The key issue is seen in blood vessel walls, according to Weyand. “Nature has gone out of its way to make sure the blood vessel wall is an immune-privileged site, meaning it has no inflammatory cells,” she said.
When the T cells and macrophages of GCA disease process are inflamed at those sites, this can be problematic and difficult to treat. “The vascular components seem to be chronic and persistent,” Weyand said. “This is very hard to treat because once the disease has built its nest, it is not so easy to leave that nest.”
With all of this in mind, Weyand raised what she believes is a key question in vasculitis as it pertains to the advent of immune checkpoint inhibition. “Is autoimmune disease a consequence of not enough immune checkpoint signaling?” she said.
In patients who have the vascular and extravascular complications of GCA, a signal of immune checkpoint deficiency can be observed, according to Weyand. “In a normal aorta, there is plenty of expression of PDL-1,” she said. “When the aorta is affected with GCA, there is a clear reduction in PDL-1.”
This is important because vasculitides like GCA can be notoriously difficult to diagnose and manage, according to Weyand. Having a clear biomarker would make the life of a rheumatologist easier and likely improve outcomes for this disease.
Weyand and her group went on to design a mouse model investigating checkpoint inhibition in mice who had been given GCA. In short, when these mice were given a checkpoint inhibitor, mild inflammation in the vasculature became very aggressive. “If we break the immune checkpoint, all the inflammatory cytokines jump up,” she said, noting expression of interferon-gamma, interleukin-(IL)-17a and IL-21, among other inflammatory markers. “Checkpoint inhibition also unleashes T cell immunity.”

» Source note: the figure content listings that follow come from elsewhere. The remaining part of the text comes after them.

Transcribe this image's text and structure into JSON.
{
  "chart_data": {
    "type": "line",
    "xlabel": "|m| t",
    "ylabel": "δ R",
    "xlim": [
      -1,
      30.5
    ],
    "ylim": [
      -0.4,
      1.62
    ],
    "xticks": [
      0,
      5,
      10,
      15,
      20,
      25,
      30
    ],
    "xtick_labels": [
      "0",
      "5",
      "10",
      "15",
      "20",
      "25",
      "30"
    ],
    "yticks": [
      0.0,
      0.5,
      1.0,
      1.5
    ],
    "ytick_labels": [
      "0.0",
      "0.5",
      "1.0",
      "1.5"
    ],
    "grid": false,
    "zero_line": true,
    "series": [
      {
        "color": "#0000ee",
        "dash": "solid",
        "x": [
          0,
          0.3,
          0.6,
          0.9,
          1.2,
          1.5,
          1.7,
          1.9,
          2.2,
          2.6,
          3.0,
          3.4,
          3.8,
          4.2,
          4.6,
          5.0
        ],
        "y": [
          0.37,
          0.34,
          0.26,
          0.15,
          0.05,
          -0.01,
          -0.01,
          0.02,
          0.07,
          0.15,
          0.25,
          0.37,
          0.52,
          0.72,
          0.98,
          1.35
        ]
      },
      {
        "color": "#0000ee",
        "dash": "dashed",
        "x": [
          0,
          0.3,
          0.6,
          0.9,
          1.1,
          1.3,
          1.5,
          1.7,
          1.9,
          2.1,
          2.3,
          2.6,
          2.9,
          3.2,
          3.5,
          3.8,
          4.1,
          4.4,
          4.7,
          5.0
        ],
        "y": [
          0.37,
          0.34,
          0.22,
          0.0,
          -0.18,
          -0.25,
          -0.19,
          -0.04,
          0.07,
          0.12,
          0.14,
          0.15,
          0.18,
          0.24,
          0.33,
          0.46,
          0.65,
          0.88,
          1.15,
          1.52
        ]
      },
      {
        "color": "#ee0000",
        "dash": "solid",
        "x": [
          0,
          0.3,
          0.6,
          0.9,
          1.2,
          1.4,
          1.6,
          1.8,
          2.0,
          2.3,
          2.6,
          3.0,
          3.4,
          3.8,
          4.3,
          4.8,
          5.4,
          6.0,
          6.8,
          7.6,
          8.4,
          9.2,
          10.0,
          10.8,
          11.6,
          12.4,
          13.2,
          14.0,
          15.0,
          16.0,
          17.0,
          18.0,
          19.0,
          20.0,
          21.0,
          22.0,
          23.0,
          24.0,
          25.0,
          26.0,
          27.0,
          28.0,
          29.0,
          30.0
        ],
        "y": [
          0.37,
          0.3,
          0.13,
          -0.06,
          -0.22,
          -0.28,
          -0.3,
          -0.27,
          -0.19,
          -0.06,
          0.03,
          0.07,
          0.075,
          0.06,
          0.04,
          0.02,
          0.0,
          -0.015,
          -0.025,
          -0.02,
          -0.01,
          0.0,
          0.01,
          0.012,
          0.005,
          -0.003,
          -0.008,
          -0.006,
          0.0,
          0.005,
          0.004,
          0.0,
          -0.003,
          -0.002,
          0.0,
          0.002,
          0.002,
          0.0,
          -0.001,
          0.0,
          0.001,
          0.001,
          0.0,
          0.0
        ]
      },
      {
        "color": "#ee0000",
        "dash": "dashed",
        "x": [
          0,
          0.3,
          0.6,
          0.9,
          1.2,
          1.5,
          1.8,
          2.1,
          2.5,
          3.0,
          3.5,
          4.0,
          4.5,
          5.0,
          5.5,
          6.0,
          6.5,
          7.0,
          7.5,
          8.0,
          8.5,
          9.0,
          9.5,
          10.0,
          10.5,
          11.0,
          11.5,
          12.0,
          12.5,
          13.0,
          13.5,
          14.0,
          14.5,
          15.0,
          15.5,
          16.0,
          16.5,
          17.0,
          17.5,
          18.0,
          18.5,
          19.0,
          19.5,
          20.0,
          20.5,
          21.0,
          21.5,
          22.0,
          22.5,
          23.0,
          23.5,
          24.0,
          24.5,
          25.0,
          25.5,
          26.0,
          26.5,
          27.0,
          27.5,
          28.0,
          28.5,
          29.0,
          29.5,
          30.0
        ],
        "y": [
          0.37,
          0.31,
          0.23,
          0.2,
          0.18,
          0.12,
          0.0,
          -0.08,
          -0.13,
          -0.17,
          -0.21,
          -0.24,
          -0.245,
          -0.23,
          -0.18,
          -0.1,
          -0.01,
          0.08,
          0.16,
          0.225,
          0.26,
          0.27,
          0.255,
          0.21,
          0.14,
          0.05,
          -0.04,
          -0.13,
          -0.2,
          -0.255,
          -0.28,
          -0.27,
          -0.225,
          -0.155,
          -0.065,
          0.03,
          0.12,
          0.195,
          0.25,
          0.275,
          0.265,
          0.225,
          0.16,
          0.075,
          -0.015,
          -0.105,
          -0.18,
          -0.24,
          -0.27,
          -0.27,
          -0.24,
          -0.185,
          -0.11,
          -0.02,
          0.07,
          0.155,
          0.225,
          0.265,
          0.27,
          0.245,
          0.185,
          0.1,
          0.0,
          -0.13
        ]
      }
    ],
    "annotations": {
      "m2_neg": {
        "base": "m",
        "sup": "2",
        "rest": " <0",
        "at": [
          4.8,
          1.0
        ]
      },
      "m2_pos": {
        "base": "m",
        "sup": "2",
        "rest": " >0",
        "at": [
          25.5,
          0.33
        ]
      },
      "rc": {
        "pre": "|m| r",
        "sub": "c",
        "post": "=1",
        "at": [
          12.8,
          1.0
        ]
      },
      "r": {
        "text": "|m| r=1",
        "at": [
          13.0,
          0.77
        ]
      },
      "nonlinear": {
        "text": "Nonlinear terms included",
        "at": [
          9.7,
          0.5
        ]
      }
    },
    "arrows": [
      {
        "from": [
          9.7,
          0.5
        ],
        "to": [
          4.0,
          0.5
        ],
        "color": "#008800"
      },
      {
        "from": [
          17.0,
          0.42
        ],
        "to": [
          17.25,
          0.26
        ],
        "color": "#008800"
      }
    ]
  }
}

As Weyand and her group dug deeper into immune processes in their mouse model, they observed that CD28 had “beneficial effects on the remodeling of the artery,” she said. “The thickness of the intima is positive on this intervention.”
While there is considerable work to be done to develop and refine this potential treatment strategy, Weyand believes it could be a first step in providing relief for patients with this complicated and therapeutically challenging condition. “There is hope on the horizon,” she said.